Table 1.
pKa values used to fit the pH-dependent unfolding/refolding kinetics
| Residue | pKa, N* | pKa, I‡† | pKa, I§ | No. |
|---|---|---|---|---|
| His-24 | >3.5 | 6.7 | 6.8 | 1 |
| His-36 | 8.5 | 6.7 | 6.8 | 1 |
| His-48 | 6.0 | 6.7 | 6.8 | 1 |
| His-64 | 5.5 | 6.7 | 6.8 | 1 |
| His-113 | 6.5 | 6.7 | 6.8 | 1 |
| His-119 | 6.5 | 6.7 | 6.8 | 1 |
| Acidic I | 3.4 | 4.0 | 4.0 | 9 |
| Acidic II | 3.4 | 3.5 | 3.6 | 13 |
All pKa values refer to 4.5°C, the temperature of the experiments reported here. The estimated uncertainty of the histidine pKa values is ±0.1. See text for the procedure used to fix pKa values of the acidic residues (Asp and Glu): group I corresponds to the unfolded CDEF subdomain of the apoMb molten globule, and group II corresponds to the structured A[B]GH subdomain of the molten globule.

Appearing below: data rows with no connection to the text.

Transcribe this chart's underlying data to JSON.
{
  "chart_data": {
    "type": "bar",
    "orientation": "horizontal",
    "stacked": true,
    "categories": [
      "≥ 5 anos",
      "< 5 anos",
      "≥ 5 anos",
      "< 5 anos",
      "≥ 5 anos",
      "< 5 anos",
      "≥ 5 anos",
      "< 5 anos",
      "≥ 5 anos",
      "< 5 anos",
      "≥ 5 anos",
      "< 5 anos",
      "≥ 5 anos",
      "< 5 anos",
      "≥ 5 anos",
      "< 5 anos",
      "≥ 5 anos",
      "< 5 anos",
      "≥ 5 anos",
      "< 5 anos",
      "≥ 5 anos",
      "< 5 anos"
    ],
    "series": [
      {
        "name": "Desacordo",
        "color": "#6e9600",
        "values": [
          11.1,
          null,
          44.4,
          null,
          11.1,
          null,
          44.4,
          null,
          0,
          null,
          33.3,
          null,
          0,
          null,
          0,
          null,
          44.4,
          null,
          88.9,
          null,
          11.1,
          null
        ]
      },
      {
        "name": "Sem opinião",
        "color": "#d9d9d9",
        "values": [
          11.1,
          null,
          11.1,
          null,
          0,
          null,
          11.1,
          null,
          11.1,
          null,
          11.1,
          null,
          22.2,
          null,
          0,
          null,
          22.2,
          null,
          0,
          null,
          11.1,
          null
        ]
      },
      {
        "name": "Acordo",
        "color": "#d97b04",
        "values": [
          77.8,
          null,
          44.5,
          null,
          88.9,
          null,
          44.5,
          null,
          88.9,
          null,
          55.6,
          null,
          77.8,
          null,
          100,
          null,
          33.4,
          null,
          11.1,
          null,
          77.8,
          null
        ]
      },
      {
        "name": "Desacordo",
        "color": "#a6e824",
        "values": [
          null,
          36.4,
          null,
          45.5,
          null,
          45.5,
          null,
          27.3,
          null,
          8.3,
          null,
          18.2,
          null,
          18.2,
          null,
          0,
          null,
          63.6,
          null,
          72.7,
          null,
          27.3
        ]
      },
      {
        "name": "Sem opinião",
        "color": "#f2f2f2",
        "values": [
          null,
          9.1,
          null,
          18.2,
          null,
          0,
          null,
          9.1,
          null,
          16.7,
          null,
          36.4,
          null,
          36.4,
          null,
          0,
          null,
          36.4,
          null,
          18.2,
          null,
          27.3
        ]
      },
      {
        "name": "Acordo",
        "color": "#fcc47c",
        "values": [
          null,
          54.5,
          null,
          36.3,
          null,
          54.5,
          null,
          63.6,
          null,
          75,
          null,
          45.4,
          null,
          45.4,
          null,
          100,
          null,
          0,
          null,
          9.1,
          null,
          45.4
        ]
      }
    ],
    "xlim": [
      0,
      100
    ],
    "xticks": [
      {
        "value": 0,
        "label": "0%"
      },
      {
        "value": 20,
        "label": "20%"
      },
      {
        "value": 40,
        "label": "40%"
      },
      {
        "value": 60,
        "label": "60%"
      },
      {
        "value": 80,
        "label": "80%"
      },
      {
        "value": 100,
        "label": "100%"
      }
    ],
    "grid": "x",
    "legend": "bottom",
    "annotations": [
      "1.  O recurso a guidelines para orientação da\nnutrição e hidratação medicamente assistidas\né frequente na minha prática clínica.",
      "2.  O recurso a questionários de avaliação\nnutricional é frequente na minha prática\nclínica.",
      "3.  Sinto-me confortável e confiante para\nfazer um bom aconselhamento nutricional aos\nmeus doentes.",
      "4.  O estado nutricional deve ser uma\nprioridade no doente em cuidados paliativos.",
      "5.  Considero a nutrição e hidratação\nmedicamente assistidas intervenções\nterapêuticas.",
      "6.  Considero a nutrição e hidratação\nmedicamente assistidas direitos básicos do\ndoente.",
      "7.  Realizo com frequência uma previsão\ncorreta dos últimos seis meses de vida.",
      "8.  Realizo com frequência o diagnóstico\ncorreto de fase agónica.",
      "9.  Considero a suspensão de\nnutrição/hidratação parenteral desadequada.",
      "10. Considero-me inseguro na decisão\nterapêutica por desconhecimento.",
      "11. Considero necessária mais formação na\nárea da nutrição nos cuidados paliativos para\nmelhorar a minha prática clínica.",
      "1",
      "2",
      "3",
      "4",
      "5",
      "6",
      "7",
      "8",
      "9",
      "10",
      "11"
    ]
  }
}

The pKa values of histidine residues in native apoMb are taken from table 2 of ref. 2, determined at 35°C and corrected to 4.5°C (see text). No correction has been made for the possible influence of D2O on the histidine pKa values determined by chemical shift titration.
The average pKa value of histidine residues in the folding transition state, determined by fitting the plot of log kobs versus pH for wild type in citrate buffer (Fig. 2A), when the pKa values in N and in Ib are known.
The average pKa of the histidine residues in the molten globule, determined as shown in Fig. 1.